Barbosa MeloO presidente da Câmara de Coimbra, o social-democrata João Paulo Barbosa de Melo, afirmou, hoje, na sessão quinzenal do executivo municipal, “repudiar” a possibilidade de encerramento do serviço de ortopedia do Hospital Pediátrico da cidade.

“Tudo o que ponha em causa a qualidade dos serviços do Hospital Pediátrico será sempre repudiado por todos nós, aqui na câmara”, sublinhou o autarca, assegurando que se iria “informar se realmente” há intenção dos responsáveis em acabar com aquele serviço.

A questão foi levantada pela primeira vez no ano passado, por iniciativa do BE, que entretanto questionou o Governo sobre a continuidade desta valência.

Também o PCP e o CDS questionaram o executivo sobre a eventual extinção daquele serviço.

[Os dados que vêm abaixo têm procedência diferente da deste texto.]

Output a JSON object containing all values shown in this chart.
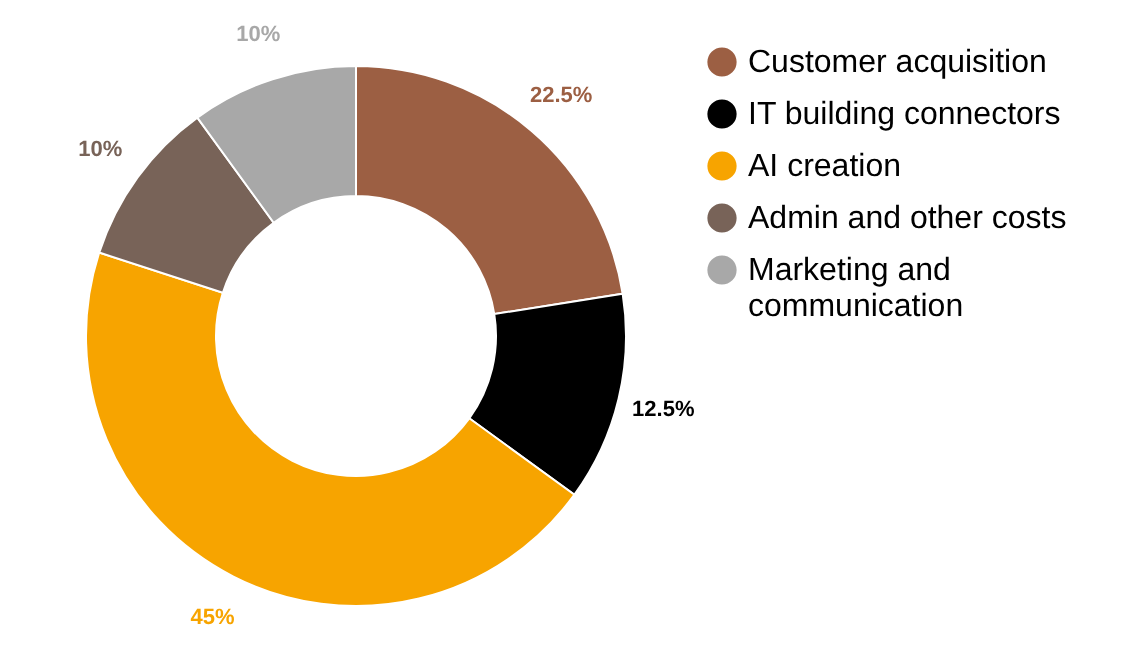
{
  "chart_data": {
    "type": "donut",
    "categories": [
      "Customer acquisition",
      "IT building connectors",
      "AI creation",
      "Admin and other costs",
      "Marketing and communication"
    ],
    "values": [
      22.5,
      12.5,
      45,
      10,
      10
    ],
    "colors": [
      "#9c5f43",
      "#000000",
      "#f7a400",
      "#786358",
      "#a8a8a8"
    ],
    "value_labels": [
      "22.5%",
      "12.5%",
      "45%",
      "10%",
      "10%"
    ],
    "legend": "top right"
  }
}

“Era o que mais faltava que isso acontecesse”, afirmou João Paulo Barbosa de Melo, reforçando a posição anteriormente assumida pelo vereador da CDU, Francisco Queirós.

No entender do eleito da CDU, o encerramento daquele serviço seria de “extrema gravidade” e constituiria “uma grave agressão não só ao Serviço Nacional de Saúde, mas também às instituições de saúde de Coimbra”.

“O desaparecimento do serviço de ortopedia do Hospital Pediátrico seria mais um golpe profundo”, frisou Francisco Queirós, salientando que “não existe “qualquer estudo técnico que possa fundamentar” semelhante decisão.

Já o líder da comissão política concelhia de Coimbra do PS e da bancada socialista na câmara, Carlos Cidade, adiantou que não está comprometida a manutenção da qualidade do serviço da unidade: “Os cuidados de saúde não estão em causa”, assegurou.

“Que relatório ou estudo clínico fundamentou a decisão do Governo de extinguir o Serviço de Ortopedia Pediátrica como serviço individualizado do Hospital Pediátrico de Coimbra?”, perguntou a deputada Rita Rato, num requerimento dirigido ao executivo de Passos Coelho.

Também o deputado centrista eleito por Coimbra João de Serpa Oliva, juntamente com Isabel Galriça Neto e Manuel Isaac, outros deputados do CDS-PP na Comissão Parlamentar de Saúde, questionaram o ministro da tutela sobre a intenção de eliminar aquele serviço e, em caso afirmativo, quais os motivos que a justificam.